Parsing
Observations made about a SPARQL endpoint are then parsed by
the ObservationParser
class. It contains an implementation of an algorithm
which converts RDF observations into descriptors. Descriptors are
plain JavaScript objects which describe the model of the data in the SPARQL
endpoint. They are the stepping stone between the RDF observations,
and creation of the GraphQL schema.
This parsing algorithm is not the only possible parsing algorithm for the observations we are collecting. Observations are simply pieces of information to be interpreted, and there are many ways of interpreting that information. The parsing algorithm implemented is simply one which uses all of the observations SPARQLess is currently collecting efficiently. There are currently no plans to let library users specify custom parsing algorithms, but should the need arise, the library design is modular enough to allow it.
Descriptors
This section contains a more thorough explanation of what each descriptor means, and what it says about the underlying data. The following is a class diagram showing all of the currently used descriptors:
ResourceDescriptor
Describes any RDF resource which is identified by
an IRI, i.e. classes and properties. This descriptor also has a name field,
which is meant to contain a GraphQL-compatible, human-readable name,
meaning a string only consisting of characters [_a-zA-Z0-9]
.
This name is used as the GraphQL identifier for this resource.
After all, it's much easier for humans to read and reason about
Label
than http://www.w3.org/2008/05/skos-xl#Label
.
interface ResourceDescriptor {
iri: string;
name: string;
}
This descriptor is extended by all other descriptors.
ClassDescriptor
Describes a single class present in the dataset.
interface ClassDescriptor extends ResourceDescriptor {
numberOfInstances: number;
attributes: AttributeDescriptor[];
associations: AssociationDescriptor[];
}
For example, if the dataset contains 5 dogs and 10 cats, we would have the following class descriptors:
[
{
iri: 'http://example.com/Dog',
name: 'Dog',
numberOfInstances: 5,
attributes: [],
associations: [],
},
{
iri: 'http://example.com/Cat',
name: 'Cat',
numberOfInstances: 10,
attributes: [],
associations: [],
}
]
PropertyDescriptor
Describes a property of a class. A property is any relation
in the dataset where the subject is a class. This descriptor is
not instantiated on its own, rather it is always as an instance
of an AssociationDescriptor
or an AttributeDescriptor
.
interface PropertyDescriptor extends ResourceDescriptor {
count: number;
isArray: boolean;
}
AssociationDescriptor
A special case of a property where its domain is another class. If an association has multiple target classes, its range is their union.

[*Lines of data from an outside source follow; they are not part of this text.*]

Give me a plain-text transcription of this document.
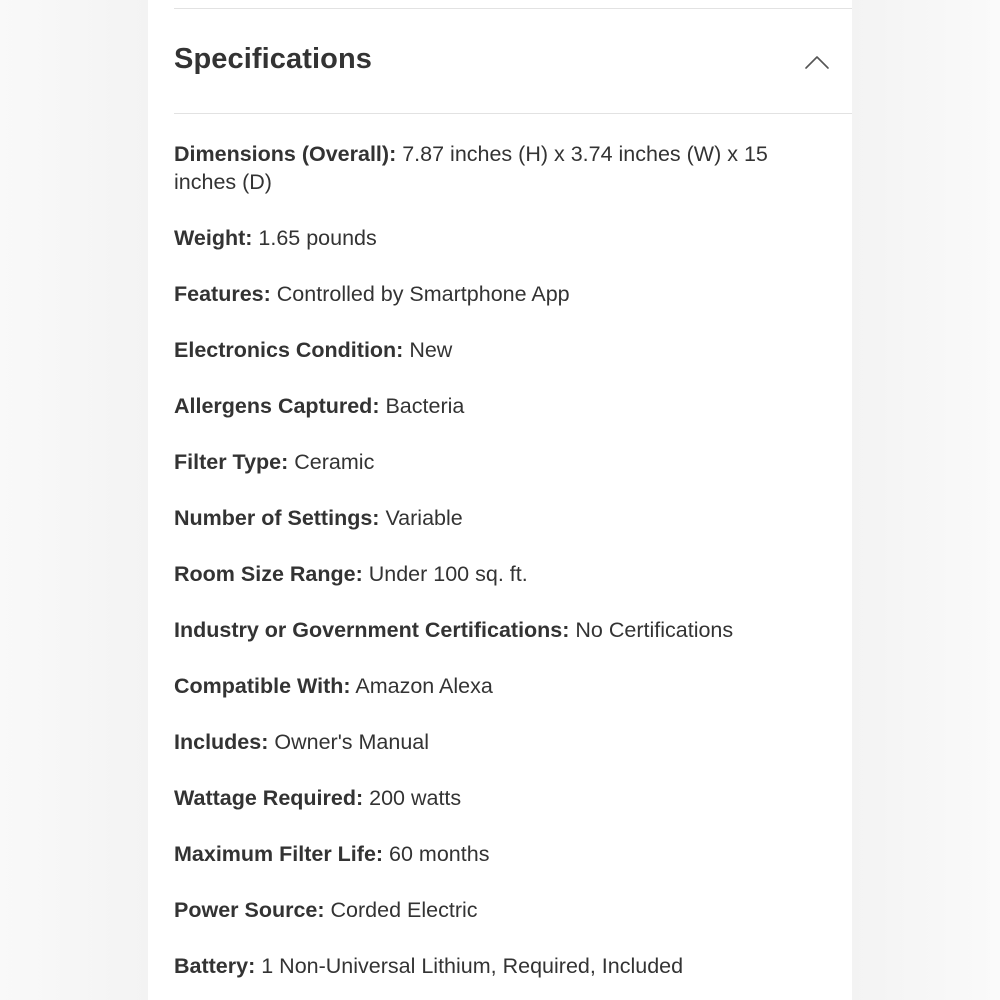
Specifications
Dimensions (Overall): 7.87 inches (H) x 3.74 inches (W) x 15 inches (D)
Weight: 1.65 pounds
Features: Controlled by Smartphone App
Electronics Condition: New
Allergens Captured: Bacteria
Filter Type: Ceramic
Number of Settings: Variable
Room Size Range: Under 100 sq. ft.
Industry or Government Certifications: No Certifications
Compatible With: Amazon Alexa
Includes: Owner's Manual
Wattage Required: 200 watts
Maximum Filter Life: 60 months
Power Source: Corded Electric
Battery: 1 Non-Universal Lithium, Required, Included
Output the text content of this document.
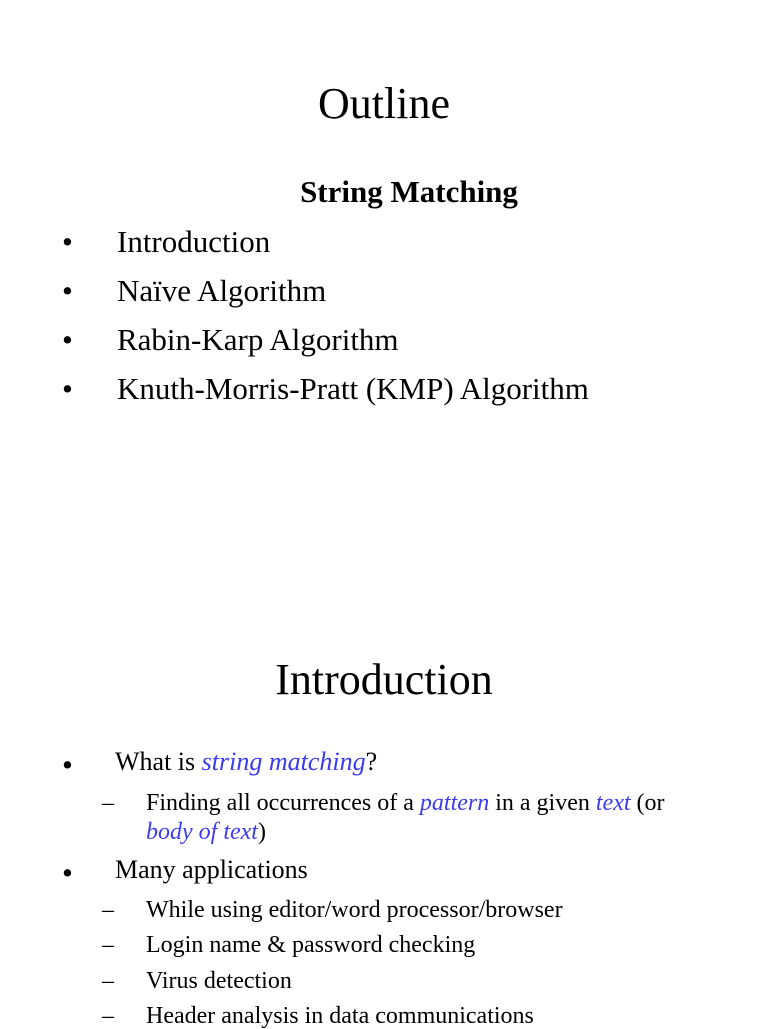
Outline
String Matching
• Introduction
• Naïve Algorithm
• Rabin-Karp Algorithm
• Knuth-Morris-Pratt (KMP) Algorithm
Introduction
• What is string matching?
– Finding all occurrences of a pattern in a given text (or
body of text)
• Many applications
– While using editor/word processor/browser
– Login name & password checking
– Virus detection
– Header analysis in data communications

interface AssociationDescriptor extends PropertyDescriptor {
targetClasses: ClassDescriptor[];
}
In our cats and dogs example, let's say each cat has a friend among the dogs. That would be modelled like so:
{
iri: 'http://example.com/Cat',
name: 'Cat',
numberOfInstances: 10,
attributes: [],
associations: [{
iri: 'http://example.com/friend',
name: 'friend',
count: 10,
isArray: false,
targetClasses: [{
iri: 'http://example.com/Dog',
name: 'Dog',
numberOfInstances: 5,
attributes: [],
associations: [],
}],
}],
}
AttributeDescriptor
A special case of a property where its domain is a literal, i.e. a primitive value like a string or an integer.
interface AttributeDescriptor extends PropertyDescriptor {
types: string[];
languages: string[];
}
The types
array contains a list of types in this attribute's range.
If the types
array contains a language string type, then the languages
array will hold a list of available languages for this language string.